Looking back on the tragedy, Judge Richard commented: "A safe workplace demands a responsible and conscientious commitment from management – from the Chief Executive Officer down. Such a commitment was sadly lacking at the Westray mine.
"Since there was no discernible safety ethic, including a training program and a management safety mentality, there could be no continuum of responsible safety practice within that workplace. Complacency seemed to be the prevailing attitude at Westray – which at times regressed to a heedless disregard for the most fundamental safety imperatives."
Management failed, inspectors failed
"As I stated in the report," the judge said, "compliance with safety regulations was the clear duty of Westray management. To insure that this duty was undertaken and fulfilled by management was the legislated duty of the inspectorate. Management failed, the inspectorate failed, and the mine blew up.”
The Westray miners not killed in the blast, 117 of them, were awarded severance pay for 12 weeks, which came to $1.2 million. Individual cheques to the miners ranged from $6,626 to $12,367. A $30-million lawsuit was launched against the province of Nova Scotia by families of the dead miners, but Nova Scotia’s Supreme Court threw it out, ruling that the province was protected from lawsuits under the Workers Compensation Act.
Curragh Resources Inc. initially was charged with 52 non-criminal counts of operating an unsafe mine.
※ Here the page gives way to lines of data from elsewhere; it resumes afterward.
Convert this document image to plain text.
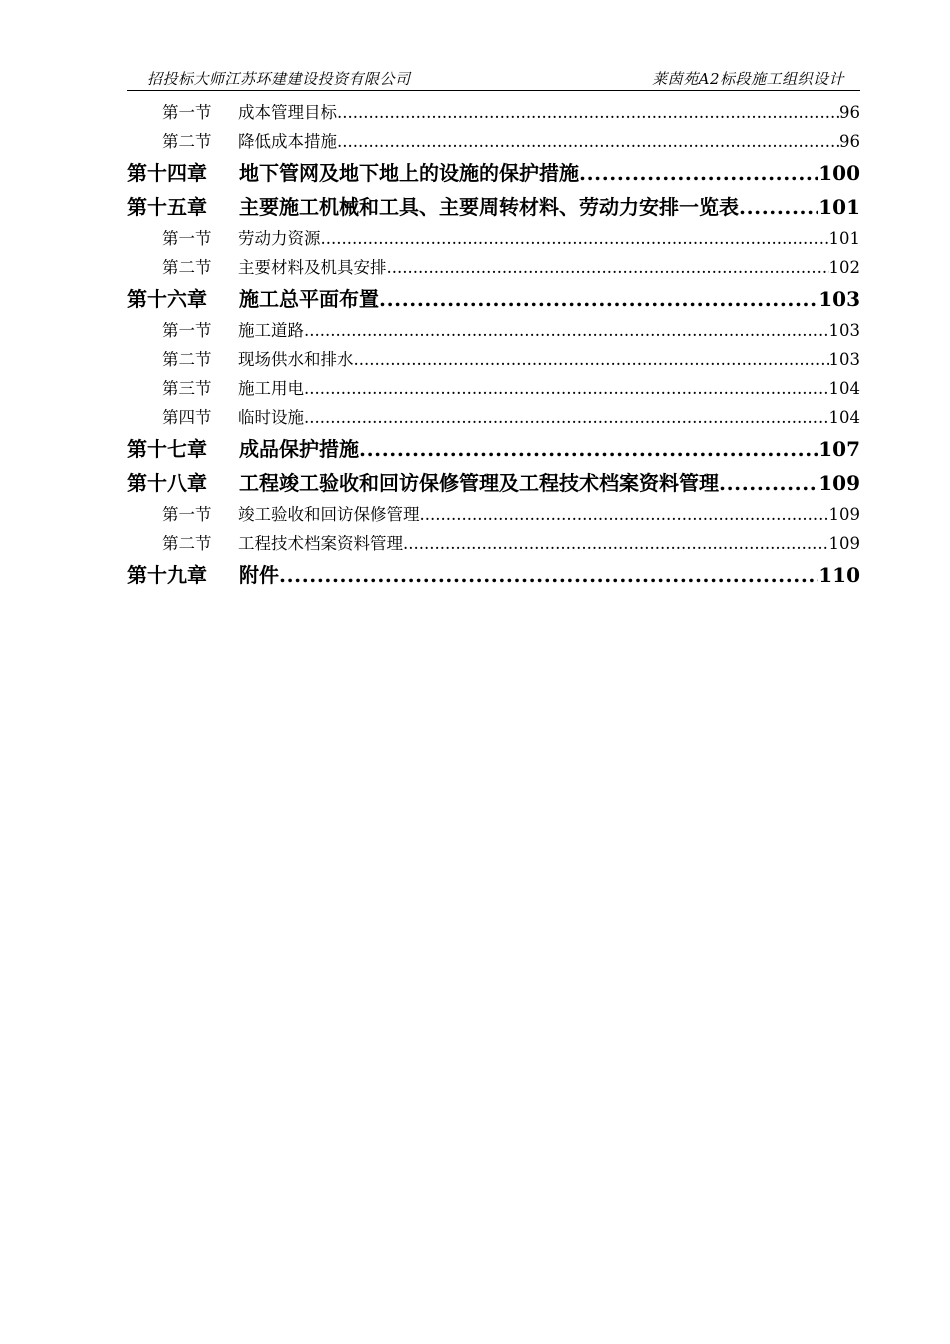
招投标大师江苏环建建设投资有限公司	莱茵苑A2标段施工组织设计
第一节	成本管理目标 .....	96
第二节	降低成本措施 .....	96
第十四章	地下管网及地下地上的设施的保护措施 .....	100
第十五章	主要施工机械和工具、主要周转材料、劳动力安排一览表 .....	101
第一节	劳动力资源 .....	101
第二节	主要材料及机具安排 .....	102
第十六章	施工总平面布置 .....	103
第一节	施工道路 .....	103
第二节	现场供水和排水 .....	103
第三节	施工用电 .....	104
第四节	临时设施 .....	104
第十七章	成品保护措施 .....	107
第十八章	工程竣工验收和回访保修管理及工程技术档案资料管理 .....	109
第一节	竣工验收和回访保修管理 .....	109
第二节	工程技术档案资料管理 .....	109
第十九章	附件 .....	110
The company went bankrupt in 1993. The charges then were dropped after a Nova Scotia judge criticized the way in which they were laid. The case went back to trial, was dismissed again, then the Supreme Court of Canada ordered a new trial.
Charges of criminal negligence and manslaughter had been laid against mine managers Gerald Phillips and Roger Parry, but these came to nothing when the Crown stayed proceeding, saying there was not enough evidence to ensure a conviction.
Clifford Frame, founder and chief executive officer of Curragh Resources Inc., refused to testify at the Richard Inquiry, as did Marvin Pelley, former president of Westray. The inquiry had no federal powers, which meant subpoenas could not be enforced outside of Nova Scotia, leaving company officials safe in their Toronto headquarters.
Westray Act a legacy of disaster
Ramsey Hart, a co-ordinator with Mining Watch Canada, says Westray's legacy can be measured in the application of the so-called Westray Act, a federal law enacted in 2004 that provided new rules for attributing criminal liability to corporations and representatives when workers are injured or killed on the job.
The law has been used in criminal prosecutions several times, but the courts have registered just two convictions.
"We don't seem to have switched the mentality to these being issues of criminality," Hart says. "Unfortunately, we are still seeing an unacceptable number of fatalities in mines. There are some disturbing indications that we may be losing some ground."
Though Nova Scotia's last operating underground coal mine was closed in 2001, plans are in the works to open another one in eastern Cape Breton as early as 2014. The proposed Donkin mine is in the midst of an environmental assessment.
Ten years ago the Westray operation was sold by the province. The remains of Westray have been knocked down, covered and seeded to grass, entombing the 11 miners whose bodies never made it up from the doomed mine.